Man, what a story. We had a 6ft Tiger Shark following us around yesterday. He jumped on Ginzu's cigar king rig and then broke 65lb braid with a tail whip like nothing.


----------



## FishJunky (Apr 20, 2012)

I've never seen so many sharks in all my life! there must have been 30 or 40 sharks and a couple of huge ones! Its shark week on Discovery channel lol .


----------



## DustinE (Oct 27, 2010)

There seems to be more sharks this year than any other I have fished in the last 8 years. Every where I go I get bit off, hooked up or see them. Apparently they are doing well. I know that you couldnt pay me to swim in the the dark water.


----------



## FishJunky (Apr 20, 2012)

Kayak Rookie said:


> What made you go in the water. Sounds like a bad day all around.


I was laying down and dozed off and I woke up in the water. lol


----------



## JD7.62 (Feb 13, 2008)

DustinE said:


> There seems to be more sharks this year than any other I have fished in the last 8 years. Every where I go I get bit off, hooked up or see them. Apparently they are doing well. I know that you couldnt pay me to swim in the the dark water.

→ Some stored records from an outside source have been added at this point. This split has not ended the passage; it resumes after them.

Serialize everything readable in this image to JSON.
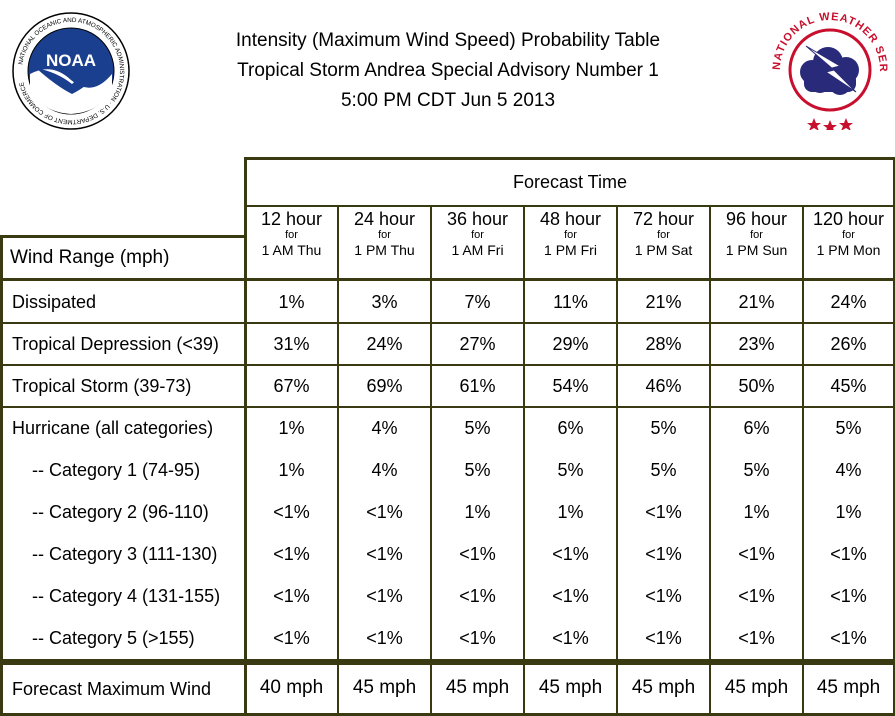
{
  "header": {
    "title_line1": "Intensity (Maximum Wind Speed) Probability Table",
    "title_line2": "Tropical Storm Andrea Special Advisory Number 1",
    "title_line3": "5:00 PM CDT Jun 5 2013"
  },
  "logos": {
    "noaa_text": "NOAA",
    "noaa_ring": "NATIONAL OCEANIC AND ATMOSPHERIC ADMINISTRATION · U.S. DEPARTMENT OF COMMERCE",
    "nws_ring": "NATIONAL WEATHER SERVICE"
  },
  "table": {
    "group_header": "Forecast Time",
    "row_header_label": "Wind Range (mph)",
    "columns": [
      {
        "hour": "12 hour",
        "for": "for",
        "when": "1 AM Thu"
      },
      {
        "hour": "24 hour",
        "for": "for",
        "when": "1 PM Thu"
      },
      {
        "hour": "36 hour",
        "for": "for",
        "when": "1 AM Fri"
      },
      {
        "hour": "48 hour",
        "for": "for",
        "when": "1 PM Fri"
      },
      {
        "hour": "72 hour",
        "for": "for",
        "when": "1 PM Sat"
      },
      {
        "hour": "96 hour",
        "for": "for",
        "when": "1 PM Sun"
      },
      {
        "hour": "120 hour",
        "for": "for",
        "when": "1 PM Mon"
      }
    ],
    "rows": [
      {
        "label": "Dissipated",
        "values": [
          "1%",
          "3%",
          "7%",
          "11%",
          "21%",
          "21%",
          "24%"
        ]
      },
      {
        "label": "Tropical Depression (<39)",
        "values": [
          "31%",
          "24%",
          "27%",
          "29%",
          "28%",
          "23%",
          "26%"
        ]
      },
      {
        "label": "Tropical Storm (39-73)",
        "values": [
          "67%",
          "69%",
          "61%",
          "54%",
          "46%",
          "50%",
          "45%"
        ]
      },
      {
        "label": "Hurricane (all categories)",
        "values": [
          "1%",
          "4%",
          "5%",
          "6%",
          "5%",
          "6%",
          "5%"
        ]
      },
      {
        "label": "-- Category 1 (74-95)",
        "values": [
          "1%",
          "4%",
          "5%",
          "5%",
          "5%",
          "5%",
          "4%"
        ]
      },
      {
        "label": "-- Category 2 (96-110)",
        "values": [
          "<1%",
          "<1%",
          "1%",
          "1%",
          "<1%",
          "1%",
          "1%"
        ]
      },
      {
        "label": "-- Category 3 (111-130)",
        "values": [
          "<1%",
          "<1%",
          "<1%",
          "<1%",
          "<1%",
          "<1%",
          "<1%"
        ]
      },
      {
        "label": "-- Category 4 (131-155)",
        "values": [
          "<1%",
          "<1%",
          "<1%",
          "<1%",
          "<1%",
          "<1%",
          "<1%"
        ]
      },
      {
        "label": "-- Category 5 (>155)",
        "values": [
          "<1%",
          "<1%",
          "<1%",
          "<1%",
          "<1%",
          "<1%",
          "<1%"
        ]
      }
    ],
    "footer": {
      "label": "Forecast Maximum Wind",
      "values": [
        "40 mph",
        "45 mph",
        "45 mph",
        "45 mph",
        "45 mph",
        "45 mph",
        "45 mph"
      ]
    }
  },
  "colors": {
    "border": "#3a3a12",
    "noaa_blue": "#1b3f8f",
    "nws_red": "#c8102e",
    "nws_cloud": "#2a2a7a"
  }
}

Yesterday I jumped in sixty feet of water to swim with a really big shark. :yes:


----------



## FishJunky (Apr 20, 2012)

punkfishking said:


> Dang man, I know I have leaned back a couple times and really relaxed but I never dosed off. That is a bit freaking scary, where was your buddy, did he not notice you were about to tip? At least you only lost tackle, I would be pissed if I lost my rods. Good story though, thanks for sharing.


My buddy Steve was 200 yards from me . He came and gave me a hand getting some of my stuff floating in the Gulf.


----------



## FishJunky (Apr 20, 2012)

JD7.62 said:


> Yesterday I jumped in sixty feet of water to swim with a really big shark. :yes:


Yeah but that whale shark is harmless! I had a bunch hungry ass sharks around us! Wasn't even thinking about jumping in and swimming with them! They was in a feeding frenzy!


----------



## scaly neck (Jul 19, 2009)

Nice report....glad ya'll are OK....live to fish another day


----------